A música da abertura do Jornal Nacional ecoa de norte a sul do Brasil. João Antunes, paulista, 33 anos, vive seu primeiro dia como desempregado. Ele é agora um ex-entregador de pizza. Sentado na poltrona surrada da sala do seu surrado apartamento, ele recebe como um soco na cara a primeira frase do William Bonner, logo na abertura do telejornal:
— Brasil chega a marca de dez milhões de desempregados.
João, até este momento, não havia dado conta do número de desempregados Brasil afora.
As palavras em forma de números ricocheteiam nas paredes da sala, entram como um tiro em sua cabeça e ecoam no seu subconsciente: dez milhões de desempregados! Dez milhões! dez... DEZ... milhões... MILHÕES... ões... ÕES... ões... ÕES... Entorpecido, João passa a ver os números flutuando ao seu redor pela sala: 10... 000... 000...
Na sua frente, forma-se uma longínqua fila imaginária de homens, mulheres, jovens, velhos, magras, gordos, baixinhas, grandalhões, negros, brancos, pardos, índios, mamelucos, mestiços, cadeirantes, bombados, barbados, gerentes de loja, operadores de empilhadeira, motoristas de caminhão, pilotos de corrida, malabaristas de semáforo, pedreiros, padeiros, eletricistas, atores de teatro, técnicos de informática, animadores de festa infantil, lixadores, esteticistas, balconistas e... um entregador de pizza segurando uma caixa de pizza, meia mozzarella, meia calabresa. É ele: João. O décimo milionésimo desempregado do Brasil.
Por um milionésimo de segundo, João não se sente mais um zero à esquerda. Pela primeira vez em sua vida ele tem oito dígitos.
Hipnotizado, João levanta-se e vai até o guarda-roupa, pega sua camisa da seleção brasileira comprada na 25 de Março para a Copa de 2014 (aquela do 7 a 1). No alto das costas, seu nome JOÃO em letras maiúsculas e logo abaixo o número 10.
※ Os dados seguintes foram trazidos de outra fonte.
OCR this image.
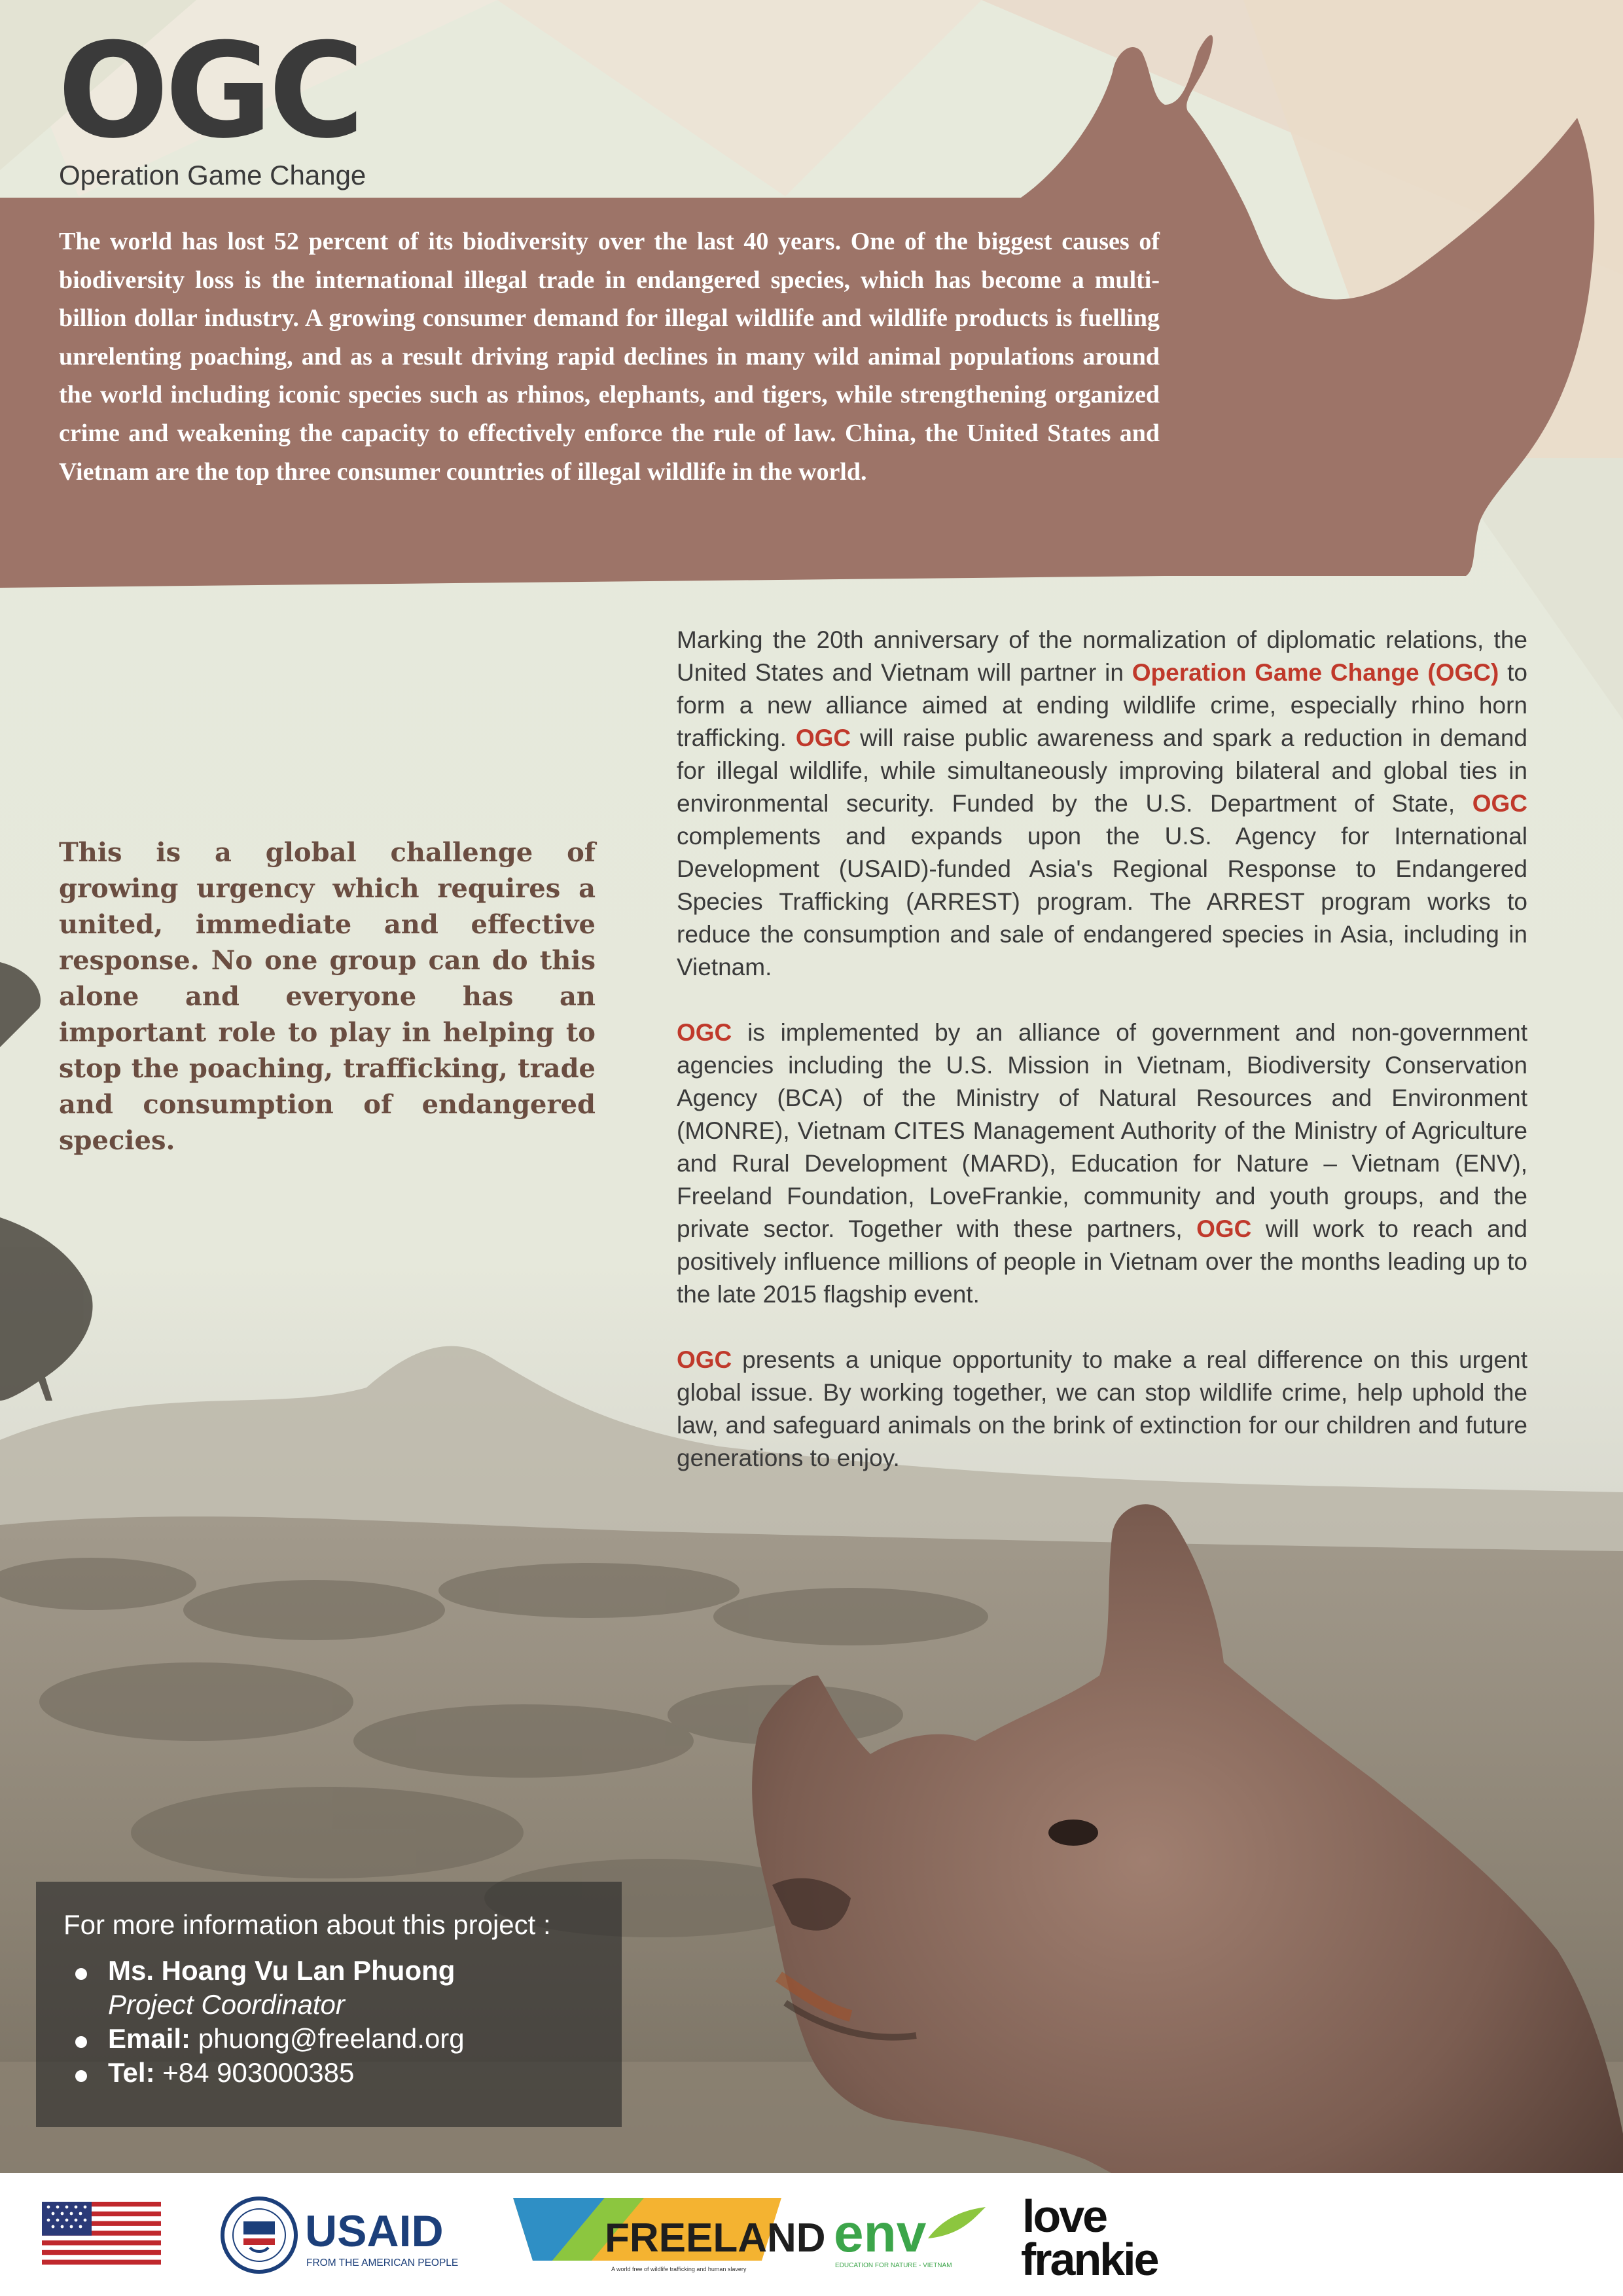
OGC
Operation Game Change
The world has lost 52 percent of its biodiversity over the last 40 years. One of the biggest causes of biodiversity loss is the international illegal trade in endangered species, which has become a multi-billion dollar industry. A growing consumer demand for illegal wildlife and wildlife products is fuelling unrelenting poaching, and as a result driving rapid declines in many wild animal populations around the world including iconic species such as rhinos, elephants, and tigers, while strengthening organized crime and weakening the capacity to effectively enforce the rule of law. China, the United States and Vietnam are the top three consumer countries of illegal wildlife in the world.
This is a global challenge of growing urgency which requires a united, immediate and effective response. No one group can do this alone and everyone has an important role to play in helping to stop the poaching, trafficking, trade and consumption of endangered species.

Marking the 20th anniversary of the normalization of diplomatic relations, the United States and Vietnam will partner in Operation Game Change (OGC) to form a new alliance aimed at ending wildlife crime, especially rhino horn trafficking. OGC will raise public awareness and spark a reduction in demand for illegal wildlife, while simultaneously improving bilateral and global ties in environmental security. Funded by the U.S. Department of State, OGC complements and expands upon the U.S. Agency for International Development (USAID)-funded Asia's Regional Response to Endangered Species Trafficking (ARREST) program. The ARREST program works to reduce the consumption and sale of endangered species in Asia, including in Vietnam.

OGC is implemented by an alliance of government and non-government agencies including the U.S. Mission in Vietnam, Biodiversity Conservation Agency (BCA) of the Ministry of Natural Resources and Environment (MONRE), Vietnam CITES Management Authority of the Ministry of Agriculture and Rural Development (MARD), Education for Nature – Vietnam (ENV), Freeland Foundation, LoveFrankie, community and youth groups, and the private sector. Together with these partners, OGC will work to reach and positively influence millions of people in Vietnam over the months leading up to the late 2015 flagship event.

OGC presents a unique opportunity to make a real difference on this urgent global issue. By working together, we can stop wildlife crime, help uphold the law, and safeguard animals on the brink of extinction for our children and future generations to enjoy.

For more information about this project :
Ms. Hoang Vu Lan Phuong
Project Coordinator
Email: phuong@freeland.org
Tel: +84 903000385
USAID
FROM THE AMERICAN PEOPLE
FREELAND
A world free of wildlife trafficking and human slavery
env
EDUCATION FOR NATURE - VIETNAM
love
frankie
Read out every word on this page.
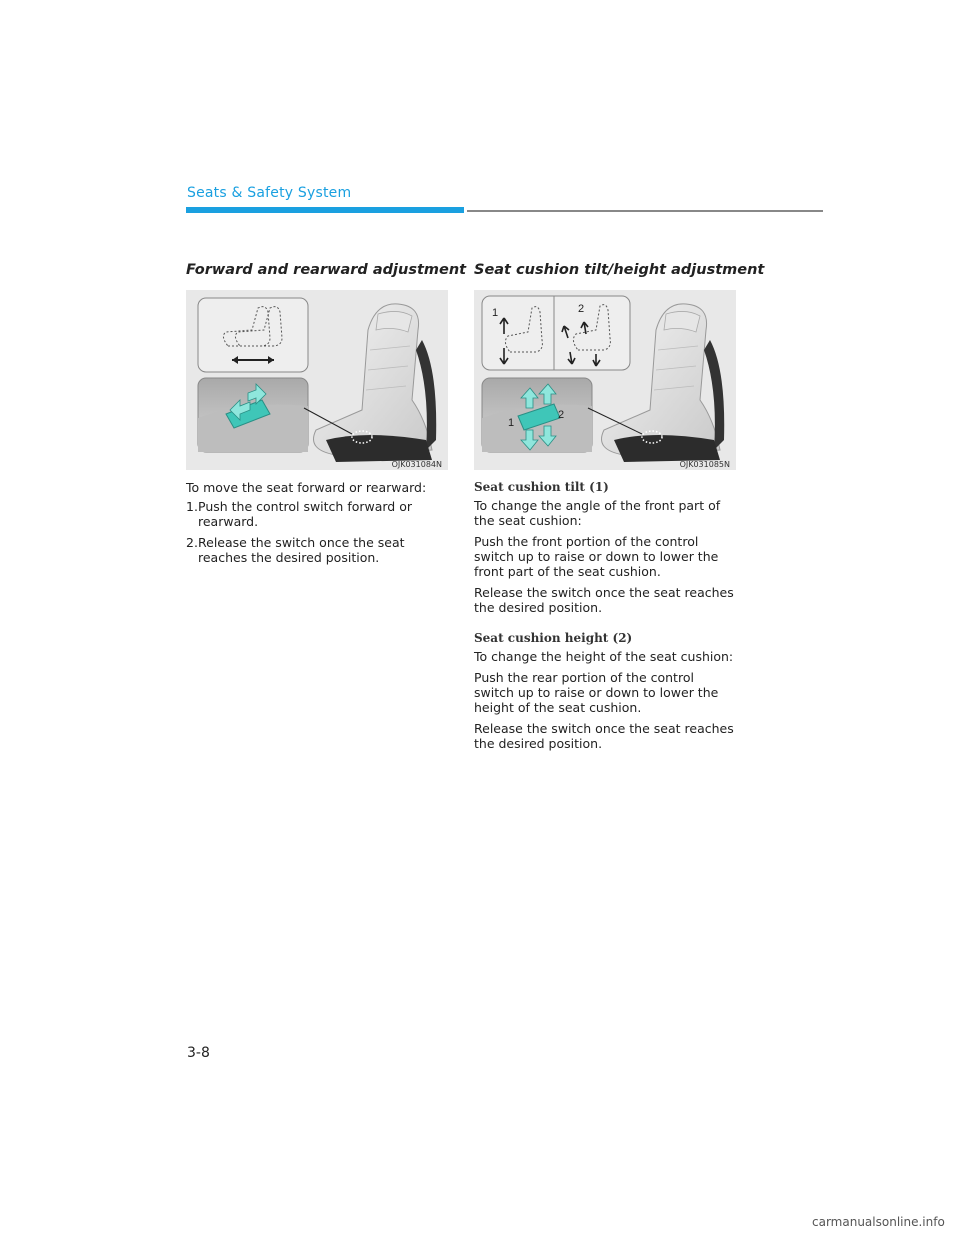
Seats & Safety System
Forward and rearward adjustment
OJK031084N

To move the seat forward or rearward:

1. Push the control switch forward or rearward.
2. Release the switch once the seat reaches the desired position.
Seat cushion tilt/height adjustment
1	2
1
2
OJK031085N
Seat cushion tilt (1)

To change the angle of the front part of the seat cushion:

Push the front portion of the control switch up to raise or down to lower the front part of the seat cushion.

Release the switch once the seat reaches the desired position.

Seat cushion height (2)

To change the height of the seat cushion:

Push the rear portion of the control switch up to raise or down to lower the height of the seat cushion.

Release the switch once the seat reaches the desired position.

3-8
carmanualsonline.info
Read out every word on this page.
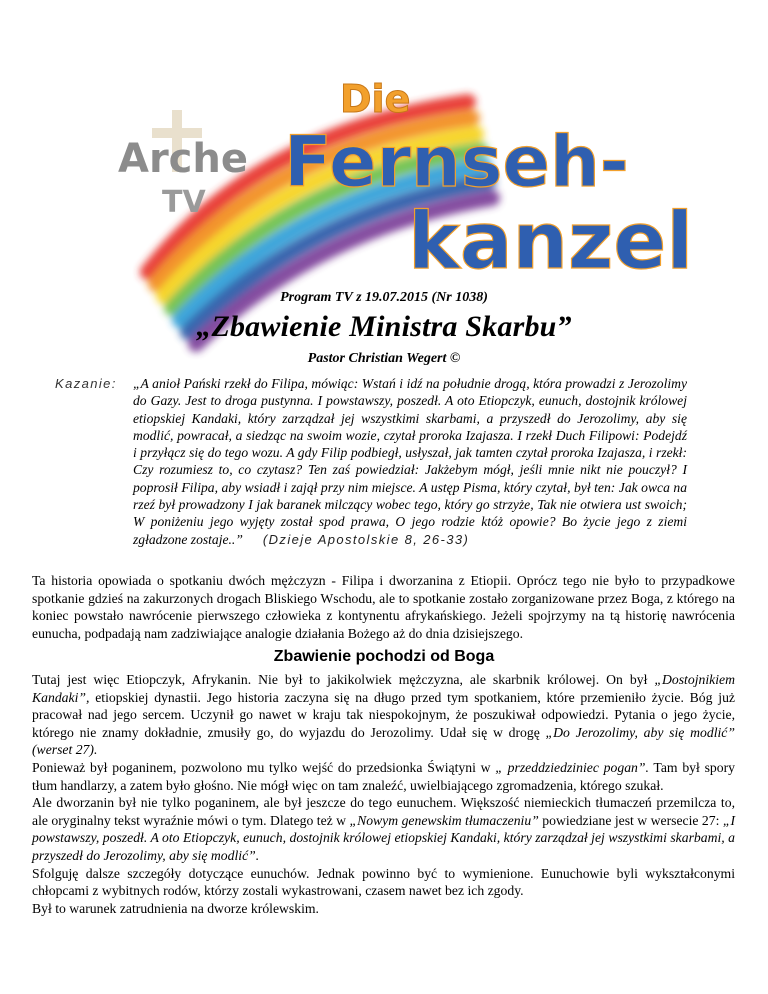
Arche
TV
Die
Fernseh-
kanzel
Program TV z 19.07.2015 (Nr 1038)
„Zbawienie Ministra Skarbu”
Pastor Christian Wegert ©
Kazanie: „A anioł Pański rzekł do Filipa, mówiąc: Wstań i idź na południe drogą, która prowadzi z Jerozolimy do Gazy. Jest to droga pustynna. I powstawszy, poszedł. A oto Etiopczyk, eunuch, dostojnik królowej etiopskiej Kandaki, który zarządzał jej wszystkimi skarbami, a przyszedł do Jerozolimy, aby się modlić, powracał, a siedząc na swoim wozie, czytał proroka Izajasza. I rzekł Duch Filipowi: Podejdź i przyłącz się do tego wozu. A gdy Filip podbiegł, usłyszał, jak tamten czytał proroka Izajasza, i rzekł: Czy rozumiesz to, co czytasz? Ten zaś powiedział: Jakżebym mógł, jeśli mnie nikt nie pouczył? I poprosił Filipa, aby wsiadł i zajął przy nim miejsce. A ustęp Pisma, który czytał, był ten: Jak owca na rzeź był prowadzony I jak baranek milczący wobec tego, który go strzyże, Tak nie otwiera ust swoich; W poniżeniu jego wyjęty został spod prawa, O jego rodzie któż opowie? Bo życie jego z ziemi zgładzone zostaje..” (Dzieje Apostolskie 8, 26-33)
Ta historia opowiada o spotkaniu dwóch mężczyzn - Filipa i dworzanina z Etiopii. Oprócz tego nie było to przypadkowe spotkanie gdzieś na zakurzonych drogach Bliskiego Wschodu, ale to spotkanie zostało zorganizowane przez Boga, z którego na koniec powstało nawrócenie pierwszego człowieka z kontynentu afrykańskiego. Jeżeli spojrzymy na tą historię nawrócenia eunucha, podpadają nam zadziwiające analogie działania Bożego aż do dnia dzisiejszego.
Zbawienie pochodzi od Boga

Tutaj jest więc Etiopczyk, Afrykanin. Nie był to jakikolwiek mężczyzna, ale skarbnik królowej. On był „Dostojnikiem Kandaki”, etiopskiej dynastii. Jego historia zaczyna się na długo przed tym spotkaniem, które przemieniło życie. Bóg już pracował nad jego sercem. Uczynił go nawet w kraju tak niespokojnym, że poszukiwał odpowiedzi. Pytania o jego życie, którego nie znamy dokładnie, zmusiły go, do wyjazdu do Jerozolimy. Udał się w drogę „Do Jerozolimy, aby się modlić” (werset 27).

Ponieważ był poganinem, pozwolono mu tylko wejść do przedsionka Świątyni w „ przeddziedziniec pogan”. Tam był spory tłum handlarzy, a zatem było głośno. Nie mógł więc on tam znaleźć, uwielbiającego zgromadzenia, którego szukał.

Ale dworzanin był nie tylko poganinem, ale był jeszcze do tego eunuchem. Większość niemieckich tłumaczeń przemilcza to, ale oryginalny tekst wyraźnie mówi o tym. Dlatego też w „Nowym genewskim tłumaczeniu” powiedziane jest w wersecie 27: „I powstawszy, poszedł. A oto Etiopczyk, eunuch, dostojnik królowej etiopskiej Kandaki, który zarządzał jej wszystkimi skarbami, a przyszedł do Jerozolimy, aby się modlić”.

Sfolguję dalsze szczegóły dotyczące eunuchów. Jednak powinno być to wymienione. Eunuchowie byli wykształconymi chłopcami z wybitnych rodów, którzy zostali wykastrowani, czasem nawet bez ich zgody.

Był to warunek zatrudnienia na dworze królewskim.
Com uma caneta marcadora de CD ele acrescenta seis zeros, três abaixo do número 10 e mais três logo abaixo:
10
000
000
Na Avenida Paulista, na altura da FIESP, taxistas intimidam um motorista de Uber. Com as mãos na cintura, uma silhueta grita:
— PAREM!
— Quem é esse maluco?
— Eu sou o Décimo Milionésimo Desempregado do Brasil!
— Quer levar porrada?
— Vocês estão em cinco. Mas eu... eu sou mais que cinco, sou mais que dez! Sou dez milhões!
Os taxistas partem pra cima dele.
Em um ponto de SP, João para sua moto e tira o capacete. Coração acelerado, o suor escorre. Ele escuta uma voz raivosa:
— Passa a bolsa! A bolsa! Quero a bolsa!
João desce da moto e vê uma mulher acuada por um assaltante com uma faca.
— Me dá o celular também. Vamos! A aliança, me dá!
A mulher resiste. A cena é tensa e mexe com os nervos de João.
É alta madrugada. João decide que é hora de voltar pra casa. Começa uma garoa fina na zona leste de São Paulo. No trajeto, ele ouve o som de uma explosão.
Ao longe, João vê um grupo de assaltantes em frente ao que restou de uma agência bancária. Ele usa o laserpoint. Deu certo da primeira vez, mas o ponto vermelho não intimida os assaltantes.
Os tiros de uma “.50” e as rajadas de uma AK47 quebram tudo, até o silêncio da noite. João resolve bater em retirada. “Até o Batman recuaria”.